Blogger Lana Sator said she and friends met not a soul, much less any security guards, as they roamed around state rocket-maker Energomash’s plant, snapping pictures, on five separate night-time excursions in recent months.
She posted almost 100 pictures of decrepit-looking hardware from inside a rusted engine-fuel testing tower, the plant’s control room and even its roof at lana-sator.livejournal.com
Russian media cited a senior space agency official, speaking anonymously, who described the breach as a shock of the same scale as German pilot Mathias Rust’s brazen Cessna flight under Soviet radar to land on Red Square in 1987.
“It showed a complete inability to protect anything whatsoever,” the official told Izvestia. Space agency Roskosmos declined comment on the incident when reached by Reuters.
But don’t worry! Rogozin has ordered an investigation! [And don’t even think about snapping a photograph in a government office or a polling place or any other random place–like a supermarket, in some cases–unless you want a confrontation and a potential interaction with law enforcement. Priorities, don’t you know.]

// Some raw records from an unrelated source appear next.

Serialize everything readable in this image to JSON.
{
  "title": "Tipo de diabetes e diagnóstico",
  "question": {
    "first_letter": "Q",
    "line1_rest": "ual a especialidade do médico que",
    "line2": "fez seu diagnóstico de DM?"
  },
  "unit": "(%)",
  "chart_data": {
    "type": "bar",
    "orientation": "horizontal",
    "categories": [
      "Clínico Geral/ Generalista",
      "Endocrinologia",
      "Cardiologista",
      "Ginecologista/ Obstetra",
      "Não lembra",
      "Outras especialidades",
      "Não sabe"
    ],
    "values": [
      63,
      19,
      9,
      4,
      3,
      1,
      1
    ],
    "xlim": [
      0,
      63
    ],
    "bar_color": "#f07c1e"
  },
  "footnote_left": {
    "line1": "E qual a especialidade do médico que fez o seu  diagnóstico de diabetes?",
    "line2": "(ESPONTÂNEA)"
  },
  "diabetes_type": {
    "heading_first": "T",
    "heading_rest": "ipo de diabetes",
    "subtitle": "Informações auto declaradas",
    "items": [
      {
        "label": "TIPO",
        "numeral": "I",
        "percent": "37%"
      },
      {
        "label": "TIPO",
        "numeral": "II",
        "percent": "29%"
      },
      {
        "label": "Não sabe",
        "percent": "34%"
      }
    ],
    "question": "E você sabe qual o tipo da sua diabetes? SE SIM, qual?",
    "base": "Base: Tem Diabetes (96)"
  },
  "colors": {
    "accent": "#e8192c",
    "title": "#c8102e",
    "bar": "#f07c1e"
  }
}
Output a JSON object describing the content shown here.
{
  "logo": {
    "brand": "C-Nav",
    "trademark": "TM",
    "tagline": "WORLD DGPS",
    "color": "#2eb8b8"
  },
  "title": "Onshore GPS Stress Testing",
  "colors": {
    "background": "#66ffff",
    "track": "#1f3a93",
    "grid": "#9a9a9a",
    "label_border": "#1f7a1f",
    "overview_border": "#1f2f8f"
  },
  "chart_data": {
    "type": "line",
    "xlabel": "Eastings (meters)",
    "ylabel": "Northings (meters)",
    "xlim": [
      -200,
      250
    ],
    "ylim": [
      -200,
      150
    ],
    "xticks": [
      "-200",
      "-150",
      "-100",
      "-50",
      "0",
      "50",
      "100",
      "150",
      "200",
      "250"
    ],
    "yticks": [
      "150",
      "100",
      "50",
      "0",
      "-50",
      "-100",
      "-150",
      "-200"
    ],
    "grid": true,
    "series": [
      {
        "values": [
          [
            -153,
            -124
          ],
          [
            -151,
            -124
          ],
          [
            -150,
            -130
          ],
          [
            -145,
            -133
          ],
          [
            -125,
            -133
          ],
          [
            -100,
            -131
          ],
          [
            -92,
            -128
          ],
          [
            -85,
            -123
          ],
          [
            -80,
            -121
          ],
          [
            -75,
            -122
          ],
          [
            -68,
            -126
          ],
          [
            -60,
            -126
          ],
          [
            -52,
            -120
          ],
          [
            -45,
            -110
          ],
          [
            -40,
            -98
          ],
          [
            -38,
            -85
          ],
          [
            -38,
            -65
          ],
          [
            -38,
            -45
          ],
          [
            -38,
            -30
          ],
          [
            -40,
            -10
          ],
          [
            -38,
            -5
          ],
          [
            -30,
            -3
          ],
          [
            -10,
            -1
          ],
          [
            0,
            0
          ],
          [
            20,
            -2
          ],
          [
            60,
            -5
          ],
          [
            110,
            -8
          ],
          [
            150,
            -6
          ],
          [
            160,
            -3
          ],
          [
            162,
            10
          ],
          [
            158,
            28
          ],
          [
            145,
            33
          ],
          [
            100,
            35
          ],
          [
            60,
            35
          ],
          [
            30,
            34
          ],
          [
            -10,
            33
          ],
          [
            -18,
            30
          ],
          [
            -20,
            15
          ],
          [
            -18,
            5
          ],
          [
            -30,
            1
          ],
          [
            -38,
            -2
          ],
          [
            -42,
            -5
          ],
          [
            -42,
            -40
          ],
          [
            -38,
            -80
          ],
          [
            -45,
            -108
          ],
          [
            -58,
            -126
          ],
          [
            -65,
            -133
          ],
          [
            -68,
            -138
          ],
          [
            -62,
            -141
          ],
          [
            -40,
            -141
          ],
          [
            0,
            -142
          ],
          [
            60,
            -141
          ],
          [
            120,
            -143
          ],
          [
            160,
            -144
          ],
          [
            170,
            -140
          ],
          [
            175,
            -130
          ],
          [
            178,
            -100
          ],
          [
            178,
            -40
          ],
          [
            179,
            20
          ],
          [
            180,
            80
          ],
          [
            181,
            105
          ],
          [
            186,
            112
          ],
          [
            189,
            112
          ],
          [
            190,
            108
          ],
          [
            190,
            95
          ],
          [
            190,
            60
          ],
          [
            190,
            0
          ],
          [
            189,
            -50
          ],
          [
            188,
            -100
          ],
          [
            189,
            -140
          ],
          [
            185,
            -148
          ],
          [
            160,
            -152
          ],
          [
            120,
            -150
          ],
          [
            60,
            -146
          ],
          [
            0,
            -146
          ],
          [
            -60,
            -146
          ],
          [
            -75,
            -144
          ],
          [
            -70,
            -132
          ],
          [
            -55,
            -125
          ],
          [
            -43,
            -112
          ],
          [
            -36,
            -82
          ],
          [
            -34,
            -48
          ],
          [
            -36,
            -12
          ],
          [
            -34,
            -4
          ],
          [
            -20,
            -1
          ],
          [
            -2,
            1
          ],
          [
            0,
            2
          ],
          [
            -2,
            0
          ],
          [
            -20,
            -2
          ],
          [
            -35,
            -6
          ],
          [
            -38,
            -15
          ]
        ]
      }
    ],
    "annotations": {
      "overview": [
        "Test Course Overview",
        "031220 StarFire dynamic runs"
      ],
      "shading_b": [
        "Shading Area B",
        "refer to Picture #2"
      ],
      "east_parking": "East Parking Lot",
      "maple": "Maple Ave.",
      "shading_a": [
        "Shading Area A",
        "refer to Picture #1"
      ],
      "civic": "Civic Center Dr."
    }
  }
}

Methinks that soon Dmitry will pine for the days when all he had to do was vent at NATO and the US, rather than actually, like, you know, do something. Dmitry Gorenburg (at Russian Military Reform–an optimistic title, no?) thinks so too:
These two accidents may serve as an early test for Dmitry Rogozin, the newly appointed Deputy Premier in charge of the defense industry. If he wants to show from the start that he is serious about shaking things up, he may use them as an excuse to push through a major house-cleaning of the industry, parts of which are known to have lax quality control and safety standards. Or he may continue to make strong statements that receive a great deal of media attention with little to no follow through, as he did in his previous position as Russia’s ambassador to NATO.
Good luck with that.
2011 was littered with disasters in Russia. The entire year: it’s not just for August any more. In the air, with several horrific air crashes. In space, with a handful of spectacular launch failures. And, as noted above, on the waters. The Russian disaster triad.
The only real notable success to counter this litany of catastrophes is the Bulava missile, which experienced three successful test launches in the last several months of the year, and is on the verge of being operational. This success, when contrasted with the other disasters, only cements Russia’s reputation as Upper Volta with missiles.
*My mistake, in haste: The Yekaterinburg is an SSBN in US Navy nomenclature (B=ballistic for ballistic missile sub). Interesting that Citizen M had a post on the Robert Amsterdam blog a couple of hours after mine that (a) used the exact phrase “Delta IV class SSN Yekaterinburg”, (b) is titled “Submarine Fire Caps Year of Disasters”–the theme of my post, but (c) doesn’t acknowledge or link to this post. Google “Delta IV class SSN Yekaterinburg” (in quotes) and you get two hits–my post and the RA post. I wonder if Citizen M knows a Delta IV from a Delta faucet: if s/he did, s/he might have corrected my SSN vs. SSBN error.
I appreciate people reading and quoting material from the blog, but links and acknowledgement are the blog-socially correct courtesies. This happens with some frequency (and is not limited to blogs–I’ve had international publications lift material without attribution) and it is just annoying.
Update: Citizen M updated the RA post to include a link and a kind word to SWP. Thanks.